Tuesday, May 17, 2011

Hurtful comments...

are something I'm slowly starting to get used to. Within the last 3 months, I have heard several aimed in my direction.

"Why are the doctors going to continue to monitor her if you're just gonna lose her anyway?"
"You know, hanging ultrasound pictures up of her is like beating your head into a wall."
"Well, atleast it's almost over."
"Why would you put your baby through such pain?"

But the one that is really bothering me is, "It's better to lose a baby as a newborn rather then when they are a couple years old."

This statement wasn't made to me. It was made to my 10 year old daughter! This one statement really upset her. And when she finally came to me and told me about it, I was beyond furious. At that point, I wanted to make some heads roll! As a family, we are going through so much right now that we really do NOT need the rude/nasty comments. What we are doing is something we believe in. Every child, every baby, has a right to have a chance at life! What makes Sophia any different? Why do these people have to continue throwing salt on an open wound?

I wish this comment would've been made directly to me. Then I could've put this person in her place. But to have the nerve to say it to a 10 year old girl, who is hurting beyond this person's imagination, is just down right cruel! They have no idea what happens at home, behind closed doors. I find my daughter crying because she doesn't want to lose her only sister. She's just a jumble of mixed emotions. She understands that her sister is very special and will be taken right to Heaven when God calls her Home. But Mercedes still finds this very unfair, as do I.

She went on to tell my daughter that there really isn't a bond there when you lose them right away. Any REAL mother would know that a bond has been made between mother and child from the minute they find out they are expecting. That bond only gets stronger during delivery. I was very hurt, upset, disappointed, you name it! I guess it really wouldn't matter had it been a stranger to say this. But this person is part of our family (or should I say was). She has never experienced the loss of a child, and honestly, I hope she never does! I wish noone ever had to experience the pain that we have been feeling, along with many other families who have lost their babies.

I had an opportunity to confront her about this 2 days after she said it. But I kept my cool, I had to. She showed up for a combination party for 2 of my sons (their birthdays are 2 weeks apart) and my daughter's First Holy Communion party. I couldn't believe that she actually had the nerve to ask me, "So, how are you feeling?" I wanted to snap right then and there. But instead, I answered with "Eh." and kept moving. She didn't want to know how I was feeling. She should already know!

But I take pride in knowing that what we are doing with Sophia is very special. We're giving her a chance at life, no matter how long or how short. At the same time, we are showing our 4 other children the true meaning of unconditional love.
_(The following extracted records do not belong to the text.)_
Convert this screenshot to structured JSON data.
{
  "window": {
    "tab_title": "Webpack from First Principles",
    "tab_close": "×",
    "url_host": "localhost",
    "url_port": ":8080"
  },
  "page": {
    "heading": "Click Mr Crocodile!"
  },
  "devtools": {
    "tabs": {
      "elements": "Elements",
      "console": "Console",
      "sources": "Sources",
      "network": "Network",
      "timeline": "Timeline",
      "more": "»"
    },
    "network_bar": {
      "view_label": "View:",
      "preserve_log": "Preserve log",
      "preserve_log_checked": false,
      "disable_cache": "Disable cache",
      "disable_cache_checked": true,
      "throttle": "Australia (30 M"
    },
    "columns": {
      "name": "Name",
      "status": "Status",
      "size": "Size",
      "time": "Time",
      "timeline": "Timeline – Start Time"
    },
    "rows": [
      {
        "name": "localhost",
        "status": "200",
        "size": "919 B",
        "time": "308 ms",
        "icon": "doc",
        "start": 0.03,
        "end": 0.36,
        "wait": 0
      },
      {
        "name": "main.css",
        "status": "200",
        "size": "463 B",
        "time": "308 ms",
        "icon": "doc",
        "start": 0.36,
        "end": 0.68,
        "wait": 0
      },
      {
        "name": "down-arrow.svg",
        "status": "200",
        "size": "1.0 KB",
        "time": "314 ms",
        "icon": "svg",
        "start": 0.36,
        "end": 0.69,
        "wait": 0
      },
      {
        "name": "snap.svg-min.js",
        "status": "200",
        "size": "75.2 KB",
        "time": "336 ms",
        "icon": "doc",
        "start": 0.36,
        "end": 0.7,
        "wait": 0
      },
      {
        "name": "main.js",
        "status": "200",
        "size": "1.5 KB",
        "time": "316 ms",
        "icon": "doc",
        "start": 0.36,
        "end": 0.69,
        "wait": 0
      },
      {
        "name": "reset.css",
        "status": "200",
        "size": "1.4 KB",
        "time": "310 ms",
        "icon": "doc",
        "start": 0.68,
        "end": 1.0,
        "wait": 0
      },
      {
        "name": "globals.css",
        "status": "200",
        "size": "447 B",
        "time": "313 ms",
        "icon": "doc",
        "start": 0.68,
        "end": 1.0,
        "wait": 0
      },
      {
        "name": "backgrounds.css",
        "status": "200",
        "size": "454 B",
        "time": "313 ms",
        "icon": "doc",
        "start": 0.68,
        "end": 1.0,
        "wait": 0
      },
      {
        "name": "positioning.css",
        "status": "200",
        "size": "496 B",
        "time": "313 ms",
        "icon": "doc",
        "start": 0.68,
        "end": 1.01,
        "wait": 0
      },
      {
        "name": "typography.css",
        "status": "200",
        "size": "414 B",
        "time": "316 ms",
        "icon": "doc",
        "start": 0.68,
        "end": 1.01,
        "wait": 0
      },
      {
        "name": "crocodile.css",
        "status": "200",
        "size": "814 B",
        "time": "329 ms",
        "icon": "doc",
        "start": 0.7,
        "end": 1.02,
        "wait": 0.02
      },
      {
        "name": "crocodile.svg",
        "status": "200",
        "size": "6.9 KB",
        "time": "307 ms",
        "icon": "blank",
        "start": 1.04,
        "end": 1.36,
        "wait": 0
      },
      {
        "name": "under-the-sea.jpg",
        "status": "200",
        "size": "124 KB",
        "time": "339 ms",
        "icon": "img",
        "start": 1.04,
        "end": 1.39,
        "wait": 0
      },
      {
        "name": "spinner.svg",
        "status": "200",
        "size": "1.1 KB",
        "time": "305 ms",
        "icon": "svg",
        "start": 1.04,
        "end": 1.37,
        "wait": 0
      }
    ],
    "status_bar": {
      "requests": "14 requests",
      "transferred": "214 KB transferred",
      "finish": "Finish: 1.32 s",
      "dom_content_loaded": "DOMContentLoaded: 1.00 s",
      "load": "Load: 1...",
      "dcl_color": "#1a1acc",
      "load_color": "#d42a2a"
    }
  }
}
When Sophia is called Home, she will leave behind a legacy. One that we will all continue to spread like wildfire. This precious little girl means the world to us all.

This journey has not been an easy one. I wouldn't wish this on my own worst enemy. But I can tell you this, I wouldn't trade our time with Sophia for anything in this world. God put Sophia in our lives for a reason, whether it be to teach us to love deeper, appreciate life more than we have, to become closer to Him, or because He knows we're strong enough to get through this and spread the much needed awareness. The reason is unknown!

During my daughter's First Holy Communion Mass, it felt as if God was talking to us through our priest. There was something he said that felt like it was directed right at me. I wish I could remember his exact words. But I found myself dazed after he spoke his words. It was along the lines of, all we ever want to do is to be good parents and point our children in the right direction so they may return Home. Maybe that wasn't it... but it's pretty close! I remember sitting there, dazed and thinking, "I will be bringing Sophia into this world, for a short period of time, and she will return Home and be with Jesus. Who could ask for anything more?" But I do ask for more. It makes me feel selfish. But I ask that He grant us a miracle and allow Sophia to stay here with her family. Like any mother, I do not want to give up my daughter, not even to God. But sometime within the next 9 weeks and 2 days, I will have to. And not by choice. But because that is what He wants.

**Sophia Grace Velazquez... much too beautiful for Earth**


Family Pic!! In back, Angel & me. In front, Junior, Mercedes, Javier, & Jordan. Special Guest: Sophia Grace!


1 comment:

  1. I'm so sorry for the insensitive comments that have been made. I would be so furious too if a comment like that had been made to my daughter. Very uncalled for! An adult should know better and even more a MOTHER should know better. I as a mother have bonded with my children from the start and love them unconditionally from that moment.